The troubling thing about the Comstock Act is that, if judges are willing to ignore more than a century of case law interpreting that act narrowly, the text of the law plausibly can be read to shut down public distribution of drugs like mifepristone. There are no shortage of judges, however, who don’t really need a plausible legal argument in order to implement the Republican Party’s policy goals. Foremost among them is Matthew Kacsmaryk.

Just in case there’s any doubt, the plaintiffs’ arguments in Alliance for Hippocratic Medicine v. FDA, the lawsuit attempting to force FDA to unapprove mifepristone, are ridiculous. For starters, the FDA originally approved mifepristone as a drug that can be marketed in the United States in 2000, and the statute of limitations to file a lawsuit challenging the FDA’s approval of a new medication is six years. As the Justice Department lays out in its brief explaining why the law does not permit Kacsmaryk to target mifepristone, there are also grave doubts that Kacsmaryk even has jurisdiction to hear this case in the first place.

Even if these problems with the Alliance lawsuit could be ignored, the plaintiffs’ arguments fall apart on the merits. One of their primary arguments, for example, is that FDA didn’t follow its own regulations when it approved mifepristone in 2000. But even if that were true, Congress enacted a law in 2007 that deemed any “drug that was approved before the effective date of this Act” to be in compliance with the relevant federal legal requirements.

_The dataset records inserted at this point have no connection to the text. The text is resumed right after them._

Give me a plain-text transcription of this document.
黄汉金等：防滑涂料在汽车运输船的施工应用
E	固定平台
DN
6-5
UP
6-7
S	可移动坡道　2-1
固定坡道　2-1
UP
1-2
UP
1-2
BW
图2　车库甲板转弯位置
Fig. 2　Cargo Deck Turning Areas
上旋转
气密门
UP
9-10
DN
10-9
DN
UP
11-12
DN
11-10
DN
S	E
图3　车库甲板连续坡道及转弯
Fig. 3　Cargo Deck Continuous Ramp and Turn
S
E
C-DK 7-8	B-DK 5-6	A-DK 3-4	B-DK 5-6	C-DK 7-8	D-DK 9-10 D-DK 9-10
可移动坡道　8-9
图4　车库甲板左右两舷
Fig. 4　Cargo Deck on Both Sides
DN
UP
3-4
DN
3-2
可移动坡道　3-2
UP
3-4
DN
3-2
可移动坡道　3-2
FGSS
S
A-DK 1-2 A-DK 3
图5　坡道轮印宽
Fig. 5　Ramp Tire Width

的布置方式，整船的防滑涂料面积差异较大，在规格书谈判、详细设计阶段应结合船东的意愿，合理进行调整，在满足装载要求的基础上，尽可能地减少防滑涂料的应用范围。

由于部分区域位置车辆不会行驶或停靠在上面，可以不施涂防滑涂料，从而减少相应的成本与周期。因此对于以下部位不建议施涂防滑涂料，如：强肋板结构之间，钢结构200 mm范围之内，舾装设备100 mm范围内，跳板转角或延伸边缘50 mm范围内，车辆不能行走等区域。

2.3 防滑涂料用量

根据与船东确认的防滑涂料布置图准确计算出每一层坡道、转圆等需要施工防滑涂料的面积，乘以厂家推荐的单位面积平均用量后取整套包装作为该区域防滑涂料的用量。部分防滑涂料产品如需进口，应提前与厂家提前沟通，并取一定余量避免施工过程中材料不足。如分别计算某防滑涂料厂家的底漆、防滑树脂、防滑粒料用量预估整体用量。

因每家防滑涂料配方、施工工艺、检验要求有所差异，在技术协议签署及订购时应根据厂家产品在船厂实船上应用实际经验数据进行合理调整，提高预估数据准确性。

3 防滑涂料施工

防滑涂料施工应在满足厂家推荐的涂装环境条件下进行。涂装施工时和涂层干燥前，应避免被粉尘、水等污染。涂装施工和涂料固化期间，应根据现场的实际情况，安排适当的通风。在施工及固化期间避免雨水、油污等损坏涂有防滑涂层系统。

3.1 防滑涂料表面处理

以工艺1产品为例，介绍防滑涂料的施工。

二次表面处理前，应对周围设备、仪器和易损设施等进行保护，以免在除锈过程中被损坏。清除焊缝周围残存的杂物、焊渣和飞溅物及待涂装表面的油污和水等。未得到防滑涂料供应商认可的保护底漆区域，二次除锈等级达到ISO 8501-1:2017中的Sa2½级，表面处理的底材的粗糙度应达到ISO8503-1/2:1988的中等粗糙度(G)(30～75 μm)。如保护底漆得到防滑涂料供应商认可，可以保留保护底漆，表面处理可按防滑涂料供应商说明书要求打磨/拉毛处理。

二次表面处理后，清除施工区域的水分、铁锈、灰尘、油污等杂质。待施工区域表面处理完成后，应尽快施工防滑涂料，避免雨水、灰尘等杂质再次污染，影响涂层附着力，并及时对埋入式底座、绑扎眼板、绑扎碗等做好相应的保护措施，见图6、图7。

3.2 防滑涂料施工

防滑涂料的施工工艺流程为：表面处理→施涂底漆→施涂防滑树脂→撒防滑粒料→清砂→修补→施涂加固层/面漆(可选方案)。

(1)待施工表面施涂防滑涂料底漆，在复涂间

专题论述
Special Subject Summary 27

I could go on, but really, what’s the point? The Alliance lawsuit rests on the extraordinary theory that an immensely controversial drug has been lawful for nearly a quarter-century — a period that includes the entire George W. Bush administration and the entire Trump administration — and, somehow, five different presidential administrations failed to notice that this drug was not properly approved.

This all said, it is difficult to exaggerate just how little Matthew Kacsmaryk is likely to care about what the law actually says. Kacsmaryk is the same judge who unlawfully ordered the Biden administration to implement a Trump-era border policy, and then, after he was reversed by the Supreme Court, did it again. He is the same judge who recently claimed that fathers have a constitutional right to restrict their daughters’ access to birth control.

So, while it is possible that this lawsuit will prove too much even for Kacsmaryk, his record suggests he might leap at this chance to impose his conservative personal views on others.

As a matter of law, it’s unclear what would even happen if Kacsmaryk rules that the FDA acted unlawfully when it approved mifepristone as an abortion-inducing drug in 2000. As Nathan Cortez, a law professor at Southern Methodist University, told me over email, mifepristone has “other FDA-approved uses completely separate” from its use as an abortifacient — it’s “approved for patients with Cushing’s syndrome and Type 2 diabetes.” So doctors most likely could still write “off-label” mifepristone prescriptions for abortion patients even if the drug were no longer approved for that purpose.

But what if Kacsmaryk issues a broad order that also purports to ban off-label use of the drug? Ultimately, the only thing we know for sure about the Alliance case is that, at some point, Kacsmaryk will issue an order concerning the legality of a very common abortion drug. And, if Kacsmaryk behaves as he has in past cases, the scope of that order will be limited only by his own desires and ambitions.

If that were not bad enough news for patients seeking abortions, this drama is likely to repeat itself over and over again as states pass restrictions, and as other litigants try to use the courts to stop the distribution of mifepristone.

The future of abortion rights in the United States, in other words, is likely to be chaos — and this is especially true for anyone seeking a medication abortion. Without Roe to protect abortion patients, those patients’ rights are subject to laws from another era, as well as newer abortion restrictions that have not been interpreted by any court. And those patients’ rights can be cut off at any time by the likes of Kacsmaryk.